En cuanto al tamaño, su gran total de aproximadamente 25000 bases es maní, como mencioné anteriormente, existen varios vectores con una capacidad superior a 100 kilobases. En particular, el uso del vector de vacuna de aproximadamente 180 kb en particular ya tiene precedentes, ya que Amgen acaba de terminar un ensayo clínico de fase III con un virus oncolítico (modificado genéticamente): consulte el artículo Wikipedia Talimogene laherparepvec.

Por lo tanto, la capacidad en sí misma no es el tema central aquí. La dificultad se presenta cuando intenta reemplazar (en lugar de simplemente eliminar) varias cosas a la vez, porque incluso la eficiencia de reemplazo in vitro es bastante baja, si define la eficiencia como “el número de células originalmente en un plato que ocupan el constructo y se modifican de la manera que ellos quieren “. Los números típicos para eso rondan alrededor de 1 * 10 ^ -5 o 1 * 10 ^ -6 en general, y eso es por recombinación de interés homóloga, aunque hay algunas razones para suponer que si obtiene una recombinación para trabajar y tiene la plantilla adecuada, usted tendría una mayor eficiencia para las modificaciones posteriores. Incluso si supone que 1 de cada 10 células que obtienen su plásmido y realizan una recombinación homóloga también realizan correctamente otra recombinación homóloga, todavía tiene una eficiencia de 1 * 10 ^ -14 a 1 * 10 ^ -15. Números como ese son mucho más que inviables para cualquier tipo de enfoque de terapia génica. En otras palabras, su intuición de que debe usar múltiples plásmidos diferentes para múltiples reemplazos es correcta, pero más porque debe hacer múltiples iteraciones de selección y eliminación de resistencia (presumiblemente con recombinasas, pero posiblemente con CRISPR) si está absolutamente casado a la idea de reemplazar varias cosas en el genoma.

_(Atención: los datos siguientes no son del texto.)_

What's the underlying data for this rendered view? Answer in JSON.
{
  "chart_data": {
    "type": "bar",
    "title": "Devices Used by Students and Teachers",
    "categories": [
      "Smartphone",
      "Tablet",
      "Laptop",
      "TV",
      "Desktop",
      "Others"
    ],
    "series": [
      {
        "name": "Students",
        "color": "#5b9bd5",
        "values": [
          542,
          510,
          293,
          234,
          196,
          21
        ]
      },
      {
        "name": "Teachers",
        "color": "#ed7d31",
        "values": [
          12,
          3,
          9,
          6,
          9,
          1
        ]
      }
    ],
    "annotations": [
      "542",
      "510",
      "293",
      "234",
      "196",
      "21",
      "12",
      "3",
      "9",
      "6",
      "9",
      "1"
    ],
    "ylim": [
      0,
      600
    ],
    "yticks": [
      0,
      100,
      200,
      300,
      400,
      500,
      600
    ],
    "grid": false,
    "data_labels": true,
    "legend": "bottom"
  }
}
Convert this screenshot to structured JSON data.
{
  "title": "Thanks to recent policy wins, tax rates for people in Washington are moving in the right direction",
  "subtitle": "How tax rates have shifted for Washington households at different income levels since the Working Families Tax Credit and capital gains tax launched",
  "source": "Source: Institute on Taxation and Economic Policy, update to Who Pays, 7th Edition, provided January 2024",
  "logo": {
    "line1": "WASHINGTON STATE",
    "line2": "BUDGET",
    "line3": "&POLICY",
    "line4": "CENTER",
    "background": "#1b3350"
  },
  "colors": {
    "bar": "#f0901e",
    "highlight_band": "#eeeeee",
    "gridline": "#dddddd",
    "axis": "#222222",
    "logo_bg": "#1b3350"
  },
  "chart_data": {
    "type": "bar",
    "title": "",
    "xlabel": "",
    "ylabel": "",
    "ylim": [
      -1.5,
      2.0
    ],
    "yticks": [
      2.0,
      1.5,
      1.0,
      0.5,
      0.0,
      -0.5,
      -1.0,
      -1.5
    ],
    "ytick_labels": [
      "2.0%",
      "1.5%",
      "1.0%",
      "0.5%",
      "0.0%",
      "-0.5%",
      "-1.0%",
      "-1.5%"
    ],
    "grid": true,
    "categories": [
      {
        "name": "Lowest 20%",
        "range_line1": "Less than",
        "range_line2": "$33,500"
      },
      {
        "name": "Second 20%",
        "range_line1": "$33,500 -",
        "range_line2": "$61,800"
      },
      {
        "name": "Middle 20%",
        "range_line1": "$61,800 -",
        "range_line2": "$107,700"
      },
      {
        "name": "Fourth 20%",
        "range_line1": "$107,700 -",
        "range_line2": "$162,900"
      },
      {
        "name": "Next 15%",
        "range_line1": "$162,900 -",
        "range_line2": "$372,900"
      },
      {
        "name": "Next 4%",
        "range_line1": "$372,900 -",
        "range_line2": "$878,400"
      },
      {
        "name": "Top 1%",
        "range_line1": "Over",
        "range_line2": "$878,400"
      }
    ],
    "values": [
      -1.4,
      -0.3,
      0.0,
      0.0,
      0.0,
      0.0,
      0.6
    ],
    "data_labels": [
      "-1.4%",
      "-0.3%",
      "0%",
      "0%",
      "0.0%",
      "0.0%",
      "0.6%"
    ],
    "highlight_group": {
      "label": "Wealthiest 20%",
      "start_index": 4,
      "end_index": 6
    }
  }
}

Por supuesto, hay alternativas a la introducción de gran cantidad de maquinaria en muchos lugares diferentes; una alternativa obvia y atractiva es introducir mucha maquinaria en un lugar seguro / útil, que es lo que la mayoría de los biólogos que se dedican a generar algo complejo hacer. En ese sentido, el intercambio de casetes mediado por recombinasas, o RMCE, es bastante útil para introducir grandes cargas útiles en ubicaciones definidas (con la advertencia de que debe colocar los sitios de recombinación de antemano, una modificación que posiblemente sea más adecuada para la recombinación homóloga que multiplexada). CRISPR, dado que necesita insertar una sola secuencia en un punto). Un enfoque aún mejor es usar dos recombinasas ortogonales al mismo tiempo, lo que permite una integración de copia única de una secuencia de interés exquisitamente precisa.

Terminaré señalando que desde una perspectiva de eficiencia, definitivamente tiene sentido integrar primero su maquinaria Cas9 (idealmente de manera inducible, por ejemplo, con los llamados sistemas Tet-On, de modo que la adición de doxiciclina activa la expresión de Cas9 y los gRNAs), y luego para agregar cualquier carga útil que necesite integrar en ubicaciones particulares. González y sus colegas han hecho anteriormente exactamente eso para las células madre embrionarias humanas, como se analiza a continuación.

1) Regulación multiplexada y programable de la red de genes … [Mol Cell. 2014].)
2) Una plataforma iCRISPR para Rapid, Multiplexable, … [Cell Stem Cell. 2014]

¿Qué sucede si simplemente quisiera que la bacteria expresara una ruta metabólica particular? Digamos, no tengo la intención de modificar el genoma nativo, y solo presento los genes necesarios para el met. ¿ruta? ¿Existe un límite superior práctico para el plásmido (como tal vez 10 genes están bien o demasiado)?